Кэтлин откинулась на спинку качелей. "Как вы можете здесь?!" Это сказала королева... сегодня утром. Кошмарное утро, невыносимый день, который рано или поздно должен был наступить. Наваждение... Самообман, он не мог длиться вечно. Но ведь она действительно сумела многое сделать, больше, чем если бы просто бежала и продолжила борьбу с диктатурой Максимилиана прежними методами. Теперь диктатура существует только в его воображении, это просто фарс... Фарс, в жертву которому принесена эта девочка. Только одно это сводит на нет все усилия.
Марианна права: невозможно быть счастливой. Здесь. Лицо Кэтлин стало спокойным и непроницаемым - как двадцать лет назад, когда она, арестованная и почти приговоренная, невозмутимо стояла перед троном Его Величества. Тогда ей хватило доли секунды, чтобы принять решение. И теперь хватит.

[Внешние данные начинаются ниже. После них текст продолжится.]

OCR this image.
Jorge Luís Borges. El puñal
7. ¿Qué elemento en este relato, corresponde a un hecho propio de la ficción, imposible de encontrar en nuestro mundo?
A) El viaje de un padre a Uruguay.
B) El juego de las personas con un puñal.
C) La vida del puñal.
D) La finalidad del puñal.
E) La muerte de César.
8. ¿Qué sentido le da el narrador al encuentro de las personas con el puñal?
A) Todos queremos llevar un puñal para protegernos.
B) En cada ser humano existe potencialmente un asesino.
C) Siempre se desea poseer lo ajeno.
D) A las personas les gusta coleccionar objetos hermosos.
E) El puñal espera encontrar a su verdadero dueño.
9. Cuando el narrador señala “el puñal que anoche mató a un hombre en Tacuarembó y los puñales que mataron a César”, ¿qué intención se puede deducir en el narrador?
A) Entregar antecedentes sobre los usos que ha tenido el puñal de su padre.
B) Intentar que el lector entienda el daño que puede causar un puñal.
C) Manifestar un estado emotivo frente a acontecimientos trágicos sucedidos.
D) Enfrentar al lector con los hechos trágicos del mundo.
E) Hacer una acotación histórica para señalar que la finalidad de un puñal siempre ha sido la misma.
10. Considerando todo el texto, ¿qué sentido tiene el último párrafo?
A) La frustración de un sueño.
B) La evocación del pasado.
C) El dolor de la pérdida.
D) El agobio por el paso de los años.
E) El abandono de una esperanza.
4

- Придешь сюда в одиннадцать часов вечера, - ровным, бесстрастным голосом сказала она Марианне. - Возьми с собой все необходимое... и веревку.
* * *
- Пусть войдет, - сказал автоматический голос.
Кананбер лихорадочно вскочил, пошатнувшись на ненадежных ногах. Дрожащими руками он поправил остатки волос на висках и застегнул воротничок. Проклятые стариковские нервы... А впрочем, было бы противоестественно сохранять спокойствие, принося такую весть.
Максимилиан полулежал в откидном кресле. Его руки покоились на подлокотниках, и десятки миниатюрных молоточков-массажеров бегали по белой коже. Зеленые глаза с ленивым удивлением поднялись на Кананбера.
- Что вас привело ко мне? - досадливо спросил Макс. - Министерство порядка не справляется с работой?
Бездельник, сибарит, думал Кананбер. Недоволен - как же, его потревожили, не дали спокойно принять массаж. Ни одного самостоятельного решения за двадцать лет! Но теперь - губы Министра непроизвольно иронически дернулись - ему придется.
- Ваше Величество, мое сообщение столь же важно, сколь, возможно, неприятно для вас. Я не считал себя вправе поручить кому-либо передать вам эту весть. Случилось непредвиденное: сегодня ночью ваша, - Кананбер запнулся и кашлянул. - Кэтлин Анна Брендон бежала.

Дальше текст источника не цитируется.